Observation on 01/25/23 at 10:15 AM, in the Surgical Services scheduling area, located in the pre and post procedure area, showed no roster listing each practitioner's specific surgical privileges and restricted privileges.
Observation with concurrent interview on 01/25/23 at 10:20 AM, in the Surgical Services department, located through a set of doors and down the hallway from the scheduling area, was Staff GGG, Registered Nurse (RN), Surgical Services Supervisor's office/desk area. Inside a drawer in no particular order were several sheets of paper. Staff GGG, Surgical Services Supervisor, stated that she kept physician privileges inside this drawer.
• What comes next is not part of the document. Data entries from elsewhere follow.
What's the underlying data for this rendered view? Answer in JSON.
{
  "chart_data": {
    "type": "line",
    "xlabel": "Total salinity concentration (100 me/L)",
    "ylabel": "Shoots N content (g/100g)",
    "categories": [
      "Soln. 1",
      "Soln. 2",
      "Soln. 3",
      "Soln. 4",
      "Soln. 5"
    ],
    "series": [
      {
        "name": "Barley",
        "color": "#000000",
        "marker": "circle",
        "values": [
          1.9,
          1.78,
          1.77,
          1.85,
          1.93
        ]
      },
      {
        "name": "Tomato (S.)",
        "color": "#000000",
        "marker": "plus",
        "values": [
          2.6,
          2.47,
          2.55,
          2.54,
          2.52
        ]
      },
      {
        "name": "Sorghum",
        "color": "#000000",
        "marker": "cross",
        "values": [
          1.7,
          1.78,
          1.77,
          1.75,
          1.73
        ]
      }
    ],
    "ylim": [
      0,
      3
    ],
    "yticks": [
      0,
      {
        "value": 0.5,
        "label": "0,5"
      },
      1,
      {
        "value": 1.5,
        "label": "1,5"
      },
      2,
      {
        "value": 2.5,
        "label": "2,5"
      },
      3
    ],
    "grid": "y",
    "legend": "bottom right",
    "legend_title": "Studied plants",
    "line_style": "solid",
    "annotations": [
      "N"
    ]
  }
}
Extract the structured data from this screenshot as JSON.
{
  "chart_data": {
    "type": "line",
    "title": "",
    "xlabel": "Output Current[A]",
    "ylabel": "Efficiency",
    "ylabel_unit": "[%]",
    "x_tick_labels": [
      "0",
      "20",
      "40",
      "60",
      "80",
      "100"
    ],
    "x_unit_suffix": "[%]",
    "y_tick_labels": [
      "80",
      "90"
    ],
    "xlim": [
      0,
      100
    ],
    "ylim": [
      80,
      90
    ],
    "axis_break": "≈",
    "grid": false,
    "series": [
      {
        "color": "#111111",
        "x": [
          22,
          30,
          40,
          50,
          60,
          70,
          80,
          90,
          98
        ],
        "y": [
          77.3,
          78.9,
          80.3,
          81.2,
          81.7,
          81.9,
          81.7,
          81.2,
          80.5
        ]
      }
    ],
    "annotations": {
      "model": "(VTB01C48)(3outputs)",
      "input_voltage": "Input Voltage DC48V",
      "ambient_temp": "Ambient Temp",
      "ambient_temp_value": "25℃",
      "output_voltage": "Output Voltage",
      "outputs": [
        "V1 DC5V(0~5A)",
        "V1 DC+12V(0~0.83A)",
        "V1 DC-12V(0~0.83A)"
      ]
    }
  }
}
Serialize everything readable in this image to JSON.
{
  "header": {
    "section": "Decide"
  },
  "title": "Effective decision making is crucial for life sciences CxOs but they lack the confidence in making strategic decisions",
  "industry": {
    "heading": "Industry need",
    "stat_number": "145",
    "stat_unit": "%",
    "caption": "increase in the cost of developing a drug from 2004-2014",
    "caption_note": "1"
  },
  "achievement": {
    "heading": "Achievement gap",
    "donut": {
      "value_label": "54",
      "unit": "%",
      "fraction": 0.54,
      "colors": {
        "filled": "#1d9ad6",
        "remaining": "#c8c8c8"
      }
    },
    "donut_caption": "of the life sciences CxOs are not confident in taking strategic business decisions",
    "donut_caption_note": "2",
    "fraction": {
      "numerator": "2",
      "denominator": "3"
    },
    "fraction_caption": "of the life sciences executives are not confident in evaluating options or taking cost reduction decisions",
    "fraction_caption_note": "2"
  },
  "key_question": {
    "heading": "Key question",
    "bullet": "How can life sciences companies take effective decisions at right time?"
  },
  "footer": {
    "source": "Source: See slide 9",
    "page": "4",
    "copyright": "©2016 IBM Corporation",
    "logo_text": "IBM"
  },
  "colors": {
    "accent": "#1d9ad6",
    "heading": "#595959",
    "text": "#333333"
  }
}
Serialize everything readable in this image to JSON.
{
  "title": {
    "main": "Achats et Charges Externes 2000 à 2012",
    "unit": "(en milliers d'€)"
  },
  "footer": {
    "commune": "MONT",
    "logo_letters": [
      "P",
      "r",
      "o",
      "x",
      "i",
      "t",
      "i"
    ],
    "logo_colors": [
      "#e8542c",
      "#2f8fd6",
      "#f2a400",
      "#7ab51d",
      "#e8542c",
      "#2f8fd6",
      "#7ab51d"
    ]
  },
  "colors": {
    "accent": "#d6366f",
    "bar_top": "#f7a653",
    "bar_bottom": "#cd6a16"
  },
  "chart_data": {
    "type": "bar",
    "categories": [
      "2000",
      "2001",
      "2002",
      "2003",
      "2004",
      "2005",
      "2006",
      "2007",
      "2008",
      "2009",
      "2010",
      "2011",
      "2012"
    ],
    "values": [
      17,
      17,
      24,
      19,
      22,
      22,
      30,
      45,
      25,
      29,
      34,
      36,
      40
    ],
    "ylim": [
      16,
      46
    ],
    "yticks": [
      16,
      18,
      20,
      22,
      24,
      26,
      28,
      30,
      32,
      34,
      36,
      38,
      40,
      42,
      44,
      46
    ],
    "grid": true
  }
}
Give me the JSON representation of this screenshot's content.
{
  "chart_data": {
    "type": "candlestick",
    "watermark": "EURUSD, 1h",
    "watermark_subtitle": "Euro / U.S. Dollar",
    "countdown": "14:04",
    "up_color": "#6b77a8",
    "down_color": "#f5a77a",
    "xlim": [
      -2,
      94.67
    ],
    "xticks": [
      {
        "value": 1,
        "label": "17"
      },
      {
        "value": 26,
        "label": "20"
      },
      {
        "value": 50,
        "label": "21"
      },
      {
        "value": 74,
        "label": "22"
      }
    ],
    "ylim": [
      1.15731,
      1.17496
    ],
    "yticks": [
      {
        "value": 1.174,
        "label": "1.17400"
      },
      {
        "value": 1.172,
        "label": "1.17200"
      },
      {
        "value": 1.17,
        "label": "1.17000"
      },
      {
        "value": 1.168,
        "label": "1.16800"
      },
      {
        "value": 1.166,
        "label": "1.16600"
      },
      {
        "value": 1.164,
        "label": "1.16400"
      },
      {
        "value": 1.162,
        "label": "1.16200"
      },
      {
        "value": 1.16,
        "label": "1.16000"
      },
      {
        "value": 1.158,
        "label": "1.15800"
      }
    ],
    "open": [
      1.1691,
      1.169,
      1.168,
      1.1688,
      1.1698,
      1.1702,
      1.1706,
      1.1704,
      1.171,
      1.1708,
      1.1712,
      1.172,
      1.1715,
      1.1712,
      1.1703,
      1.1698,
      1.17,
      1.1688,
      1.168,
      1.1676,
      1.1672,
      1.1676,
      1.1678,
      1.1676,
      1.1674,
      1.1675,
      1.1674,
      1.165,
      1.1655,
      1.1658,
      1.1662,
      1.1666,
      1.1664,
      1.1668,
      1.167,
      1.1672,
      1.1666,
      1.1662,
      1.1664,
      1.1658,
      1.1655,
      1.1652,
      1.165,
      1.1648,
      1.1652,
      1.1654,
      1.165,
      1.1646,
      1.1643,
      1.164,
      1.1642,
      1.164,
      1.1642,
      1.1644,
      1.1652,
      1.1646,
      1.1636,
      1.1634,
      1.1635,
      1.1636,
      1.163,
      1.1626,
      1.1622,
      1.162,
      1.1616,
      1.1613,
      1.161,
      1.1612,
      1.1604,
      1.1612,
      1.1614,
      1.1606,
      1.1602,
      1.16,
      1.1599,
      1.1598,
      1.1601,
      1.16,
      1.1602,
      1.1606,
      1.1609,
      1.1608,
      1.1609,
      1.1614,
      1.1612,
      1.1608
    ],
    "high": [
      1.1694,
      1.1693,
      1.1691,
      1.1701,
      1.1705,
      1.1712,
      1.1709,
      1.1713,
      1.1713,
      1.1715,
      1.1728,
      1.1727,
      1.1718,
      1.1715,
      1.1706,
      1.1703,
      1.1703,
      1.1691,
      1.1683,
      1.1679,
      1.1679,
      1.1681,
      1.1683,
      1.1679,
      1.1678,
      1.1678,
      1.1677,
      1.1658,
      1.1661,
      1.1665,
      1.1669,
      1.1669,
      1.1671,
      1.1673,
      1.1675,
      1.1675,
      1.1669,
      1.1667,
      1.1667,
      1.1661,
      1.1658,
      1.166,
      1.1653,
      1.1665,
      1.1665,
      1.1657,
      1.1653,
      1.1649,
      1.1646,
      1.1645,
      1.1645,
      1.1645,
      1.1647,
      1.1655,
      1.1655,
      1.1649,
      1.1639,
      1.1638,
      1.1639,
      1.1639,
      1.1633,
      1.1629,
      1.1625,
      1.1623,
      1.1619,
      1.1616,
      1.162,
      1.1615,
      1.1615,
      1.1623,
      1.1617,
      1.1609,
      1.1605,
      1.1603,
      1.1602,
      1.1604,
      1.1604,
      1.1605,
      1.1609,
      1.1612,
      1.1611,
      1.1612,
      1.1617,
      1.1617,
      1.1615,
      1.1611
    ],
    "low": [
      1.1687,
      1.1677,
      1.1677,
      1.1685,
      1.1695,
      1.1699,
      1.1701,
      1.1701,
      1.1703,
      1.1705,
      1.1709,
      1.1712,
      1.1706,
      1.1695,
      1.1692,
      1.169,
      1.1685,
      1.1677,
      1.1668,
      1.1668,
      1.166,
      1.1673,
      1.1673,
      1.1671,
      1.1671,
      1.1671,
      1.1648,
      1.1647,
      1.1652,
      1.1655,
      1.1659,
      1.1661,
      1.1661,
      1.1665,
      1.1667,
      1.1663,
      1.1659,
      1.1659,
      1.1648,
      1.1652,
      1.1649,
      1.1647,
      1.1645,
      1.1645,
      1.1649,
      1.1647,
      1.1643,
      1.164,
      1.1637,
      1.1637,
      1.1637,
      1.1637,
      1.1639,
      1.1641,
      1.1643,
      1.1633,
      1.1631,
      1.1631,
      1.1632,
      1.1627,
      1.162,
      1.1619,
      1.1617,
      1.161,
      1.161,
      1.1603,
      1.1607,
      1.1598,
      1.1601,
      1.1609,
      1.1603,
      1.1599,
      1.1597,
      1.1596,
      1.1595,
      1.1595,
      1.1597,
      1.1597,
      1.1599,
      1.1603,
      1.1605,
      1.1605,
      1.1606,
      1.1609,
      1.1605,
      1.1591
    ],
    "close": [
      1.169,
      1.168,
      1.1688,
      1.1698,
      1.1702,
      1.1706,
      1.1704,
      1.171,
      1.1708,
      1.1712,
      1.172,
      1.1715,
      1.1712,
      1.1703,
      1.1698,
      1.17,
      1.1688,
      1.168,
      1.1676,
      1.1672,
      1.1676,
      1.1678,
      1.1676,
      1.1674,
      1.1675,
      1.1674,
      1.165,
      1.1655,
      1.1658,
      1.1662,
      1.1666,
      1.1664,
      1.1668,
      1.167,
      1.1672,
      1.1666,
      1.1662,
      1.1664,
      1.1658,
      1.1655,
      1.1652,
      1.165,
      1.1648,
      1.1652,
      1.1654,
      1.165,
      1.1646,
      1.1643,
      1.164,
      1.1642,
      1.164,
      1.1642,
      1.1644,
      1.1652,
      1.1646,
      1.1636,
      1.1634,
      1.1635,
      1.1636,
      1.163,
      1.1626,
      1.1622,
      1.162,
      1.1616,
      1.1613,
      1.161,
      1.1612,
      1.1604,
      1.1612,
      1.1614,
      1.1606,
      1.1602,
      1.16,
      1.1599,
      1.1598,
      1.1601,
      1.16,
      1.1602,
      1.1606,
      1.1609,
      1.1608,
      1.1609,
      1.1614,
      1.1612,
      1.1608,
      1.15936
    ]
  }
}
Physician privileges were not posted in the operating rooms. Surgical services staff could contact Staff TTT, Credentialing Coordinator, if they had a question about physician privileges.
During an interview on 01/26/23 at 8:15 AM, Staff TTT, Credentialing Coordinator, stated that she worked Monday through Thursday from 6:15 AM to 4:30 PM and on Fridays until noon. She was available by cell phone after hours but would not know what privileges physicians had if she was not in her office.
During an interview on 01/25/23 at 10:47 AM, Staff HHH, Surgical Services unit secretary, stated that she scheduled surgeries for the hospital. Physician privileges were located in a drawer by Staff GGG's desk. She had never looked in the drawer to verify a physician's privileges.
During an interview on 01/26/23 at 10:30 AM, Staff VVV, Surgical Services RN, stated that she had worked in the operating room for two years. She had not looked in the drawer by Staff GGG's desk to verify any physician privileges. Staff GGG lets staff know what privileges the physicians had.